L’aéroport Marseille Provence, avec plus de 11 millions de voyageurs par an, ajoute une autre pression. Les taxis y sont déjà bien installés, avec une présence annoncée 24 h/24. À Aix aussi, ils occupent une place reconnue sur les grands trajets vers la gare TGV, l’aéroport et les longues distances. Les VTC arrivent donc dans un paysage où les usages, les stations, les droits de prise en charge et les habitudes professionnelles existent déjà.

La question n’est pas seulement celle de la concurrence. Elle tient aux lieux et aux horaires. Qui peut prendre en charge un client à tel endroit? Dans quelles conditions? Comment éviter la confusion pour les voyageurs? Comment faire respecter les règles sans empêcher les habitants, salariés, touristes ou étudiants de trouver une solution quand le transport public ne suffit pas?

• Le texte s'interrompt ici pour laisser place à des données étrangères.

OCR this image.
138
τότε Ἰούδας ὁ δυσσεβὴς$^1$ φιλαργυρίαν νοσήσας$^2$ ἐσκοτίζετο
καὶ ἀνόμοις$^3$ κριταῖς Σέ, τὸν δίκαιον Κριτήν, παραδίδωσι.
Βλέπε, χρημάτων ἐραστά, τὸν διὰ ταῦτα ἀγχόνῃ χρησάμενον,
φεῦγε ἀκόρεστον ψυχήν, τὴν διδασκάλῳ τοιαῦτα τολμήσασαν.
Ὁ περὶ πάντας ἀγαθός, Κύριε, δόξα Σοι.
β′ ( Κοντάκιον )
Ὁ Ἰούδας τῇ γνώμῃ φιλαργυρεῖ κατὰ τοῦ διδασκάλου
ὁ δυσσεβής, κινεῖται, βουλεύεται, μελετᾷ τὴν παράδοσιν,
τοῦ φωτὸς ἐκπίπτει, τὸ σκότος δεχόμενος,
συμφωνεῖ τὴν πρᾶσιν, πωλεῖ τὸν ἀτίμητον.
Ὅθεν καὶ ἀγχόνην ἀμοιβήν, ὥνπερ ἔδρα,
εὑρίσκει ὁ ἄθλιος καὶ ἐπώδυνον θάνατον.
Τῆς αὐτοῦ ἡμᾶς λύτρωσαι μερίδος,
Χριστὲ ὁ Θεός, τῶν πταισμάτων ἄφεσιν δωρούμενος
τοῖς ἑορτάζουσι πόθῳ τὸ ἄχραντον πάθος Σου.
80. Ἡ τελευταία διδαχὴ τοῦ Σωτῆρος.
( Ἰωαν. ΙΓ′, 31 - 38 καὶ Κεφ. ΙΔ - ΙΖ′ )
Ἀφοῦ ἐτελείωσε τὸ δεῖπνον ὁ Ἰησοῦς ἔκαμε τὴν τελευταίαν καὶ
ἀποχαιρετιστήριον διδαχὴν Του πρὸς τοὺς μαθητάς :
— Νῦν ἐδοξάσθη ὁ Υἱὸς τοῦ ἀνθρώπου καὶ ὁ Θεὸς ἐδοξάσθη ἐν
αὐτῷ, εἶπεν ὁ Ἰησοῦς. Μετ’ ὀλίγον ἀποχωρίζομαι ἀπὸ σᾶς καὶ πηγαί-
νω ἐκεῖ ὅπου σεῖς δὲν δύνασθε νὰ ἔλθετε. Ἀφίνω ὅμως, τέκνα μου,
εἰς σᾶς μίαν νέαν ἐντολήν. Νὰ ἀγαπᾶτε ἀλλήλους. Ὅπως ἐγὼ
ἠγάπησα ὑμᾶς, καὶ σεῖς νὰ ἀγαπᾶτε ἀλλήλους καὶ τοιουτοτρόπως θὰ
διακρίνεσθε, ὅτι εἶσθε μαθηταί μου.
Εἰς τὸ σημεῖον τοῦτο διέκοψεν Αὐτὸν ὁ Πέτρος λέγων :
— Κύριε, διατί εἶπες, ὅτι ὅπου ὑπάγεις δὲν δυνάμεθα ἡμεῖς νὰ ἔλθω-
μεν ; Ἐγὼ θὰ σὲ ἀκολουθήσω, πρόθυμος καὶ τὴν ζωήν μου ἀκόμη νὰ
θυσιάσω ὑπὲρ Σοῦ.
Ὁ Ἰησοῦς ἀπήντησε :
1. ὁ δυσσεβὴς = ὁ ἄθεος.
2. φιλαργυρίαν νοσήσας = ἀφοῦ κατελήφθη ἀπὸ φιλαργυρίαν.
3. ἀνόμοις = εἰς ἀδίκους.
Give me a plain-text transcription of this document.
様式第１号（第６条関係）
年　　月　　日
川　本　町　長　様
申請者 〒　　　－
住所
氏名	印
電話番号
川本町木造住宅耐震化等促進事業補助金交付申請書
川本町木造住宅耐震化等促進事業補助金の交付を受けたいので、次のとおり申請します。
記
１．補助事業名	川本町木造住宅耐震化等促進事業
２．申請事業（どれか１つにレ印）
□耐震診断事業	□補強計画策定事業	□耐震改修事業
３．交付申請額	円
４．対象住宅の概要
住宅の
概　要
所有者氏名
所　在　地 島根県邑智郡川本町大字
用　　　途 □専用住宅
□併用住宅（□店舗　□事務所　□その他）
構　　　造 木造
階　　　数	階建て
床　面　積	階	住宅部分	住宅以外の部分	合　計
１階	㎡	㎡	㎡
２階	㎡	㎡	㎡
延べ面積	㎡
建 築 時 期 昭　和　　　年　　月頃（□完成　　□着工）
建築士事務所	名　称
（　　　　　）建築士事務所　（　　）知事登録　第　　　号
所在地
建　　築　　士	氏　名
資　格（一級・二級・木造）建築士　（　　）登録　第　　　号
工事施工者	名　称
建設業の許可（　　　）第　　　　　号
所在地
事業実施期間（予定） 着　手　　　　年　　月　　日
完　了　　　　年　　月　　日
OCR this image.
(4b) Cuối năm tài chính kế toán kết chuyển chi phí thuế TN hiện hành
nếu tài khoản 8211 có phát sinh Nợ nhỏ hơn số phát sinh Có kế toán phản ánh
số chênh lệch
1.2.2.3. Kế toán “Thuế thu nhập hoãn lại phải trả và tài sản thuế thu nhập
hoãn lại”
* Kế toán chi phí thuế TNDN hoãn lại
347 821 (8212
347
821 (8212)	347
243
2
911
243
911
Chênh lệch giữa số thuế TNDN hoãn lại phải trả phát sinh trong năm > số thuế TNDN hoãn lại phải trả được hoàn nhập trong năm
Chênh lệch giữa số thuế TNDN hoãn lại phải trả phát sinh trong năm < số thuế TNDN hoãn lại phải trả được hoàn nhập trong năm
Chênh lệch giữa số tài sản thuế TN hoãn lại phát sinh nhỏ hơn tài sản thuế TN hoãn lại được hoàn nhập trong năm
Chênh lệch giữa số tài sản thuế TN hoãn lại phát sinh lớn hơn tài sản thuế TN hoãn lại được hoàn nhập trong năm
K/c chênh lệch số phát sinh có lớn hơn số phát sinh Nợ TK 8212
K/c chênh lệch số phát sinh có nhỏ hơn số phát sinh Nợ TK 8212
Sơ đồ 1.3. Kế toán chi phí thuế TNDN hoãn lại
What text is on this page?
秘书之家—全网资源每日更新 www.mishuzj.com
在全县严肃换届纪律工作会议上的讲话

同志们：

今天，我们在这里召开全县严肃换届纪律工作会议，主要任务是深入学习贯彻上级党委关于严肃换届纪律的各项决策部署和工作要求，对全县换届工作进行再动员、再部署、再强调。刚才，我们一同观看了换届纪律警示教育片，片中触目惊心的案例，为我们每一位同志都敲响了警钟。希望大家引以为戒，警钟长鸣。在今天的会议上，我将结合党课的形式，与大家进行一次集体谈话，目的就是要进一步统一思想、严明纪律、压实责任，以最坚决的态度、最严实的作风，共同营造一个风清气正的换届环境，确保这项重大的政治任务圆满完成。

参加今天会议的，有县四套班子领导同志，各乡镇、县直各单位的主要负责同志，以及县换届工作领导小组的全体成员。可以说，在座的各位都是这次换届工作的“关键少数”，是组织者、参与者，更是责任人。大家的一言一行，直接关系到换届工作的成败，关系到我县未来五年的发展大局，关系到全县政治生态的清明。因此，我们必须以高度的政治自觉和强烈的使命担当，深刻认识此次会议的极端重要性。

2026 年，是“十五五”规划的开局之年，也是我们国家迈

À l’échelle nationale, les VTC sont devenus un secteur installé: les données publiques comptaient environ 71 300 chauffeurs actifs sur les plateformes en 2024, pour plus de 100 millions de courses. Mais derrière ces chiffres, le métier reste très local dans sa pratique. Un chauffeur ne travaille pas dans une moyenne nationale. Il travaille autour d’une gare, d’un aéroport, d’un campus, d’un hôtel, d’un hôpital, d’une zone d’activité ou d’un quartier où les demandes reviennent.

C’est ce qui rend la création de l’association intéressante, même sans en faire plus qu’elle ne dit. Elle ne prouve pas encore une représentativité large. Elle ouvre plutôt une adresse possible pour des chauffeurs qui, jusque-là, apparaissent surtout comme des véhicules disponibles sur une carte.

Pour les usagers, l’enjeu est simple: pouvoir rejoindre un train, rentrer d’un dîner, aller travailler ou atteindre l’aéroport sans dépendre d’une seule solution. Pour les chauffeurs, il est tout aussi concret: ne pas rester seulement des profils sur une application, mais devenir des interlocuteurs locaux quand se discutent les règles de prise en charge, les accès aux gares et la place de leur métier dans les mobilités du pays d’Aix.